Actually, you can do plenty of real world observations in this area as long as you low tech it, ie. tape the weights on, carve some simple foam for it's entire construction, use the glue gun to attach things and see how the glide tests go with your original prototype, I can build many planes in one day with simple hand tools and spending pennies on materials. When you get into this on a larger scale, we have a much larger set of molecules to deal with for the air that it's cutting through as well as the structure needs to be addressed in a larger way just to hold it's own weight much less the stress, so it becomes much more predictable yet clearly requires more thought into the initial construction, along the full scale end compared to the small RC's, they figured out there was as threshold when they broke the sound barrier, the same mini thresholds are in play with the smaller models, can you imagine the performance any 3d RC plane would have if it were scaled up to true scale, it would be horrible.
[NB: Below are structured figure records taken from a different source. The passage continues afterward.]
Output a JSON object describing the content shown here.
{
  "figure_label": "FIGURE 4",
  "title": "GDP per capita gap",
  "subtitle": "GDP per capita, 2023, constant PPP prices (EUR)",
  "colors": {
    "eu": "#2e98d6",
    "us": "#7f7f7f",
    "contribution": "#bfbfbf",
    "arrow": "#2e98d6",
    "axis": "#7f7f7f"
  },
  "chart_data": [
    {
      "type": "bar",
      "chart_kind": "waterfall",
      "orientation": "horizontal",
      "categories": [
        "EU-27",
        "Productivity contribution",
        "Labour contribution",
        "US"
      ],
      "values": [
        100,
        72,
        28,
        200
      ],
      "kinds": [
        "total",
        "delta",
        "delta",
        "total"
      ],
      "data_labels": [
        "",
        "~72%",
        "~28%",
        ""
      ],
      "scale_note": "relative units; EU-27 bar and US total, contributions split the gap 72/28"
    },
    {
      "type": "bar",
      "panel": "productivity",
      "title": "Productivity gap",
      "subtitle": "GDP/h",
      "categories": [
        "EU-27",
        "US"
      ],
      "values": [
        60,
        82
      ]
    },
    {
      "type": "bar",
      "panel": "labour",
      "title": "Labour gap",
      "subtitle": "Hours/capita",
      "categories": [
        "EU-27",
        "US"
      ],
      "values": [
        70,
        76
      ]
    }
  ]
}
To accurately use "physics" on this, you have to take one plane, one wing, one weight ratio, one, scale one temperature, baromter, etc., it goes on forever guys. You then have a working model to base your "math" upon, but it will only apply to that one plane, one model, one wing size, etc. The experts do NOT have it all down, the chapter upon the proper anything is not written in stone, I have plenty of "real world" expamples, you want vid, PM me........ My designing criteria are into lift bodies, flying wings and of course saucers, traditional planes are just cake, they are just beyond predictable and by nature are really just a counter weight in the air.
Edited it here, just wanted to give this new guy some kind of thumbs up for his effort, where is your web site you assembled about this stuff?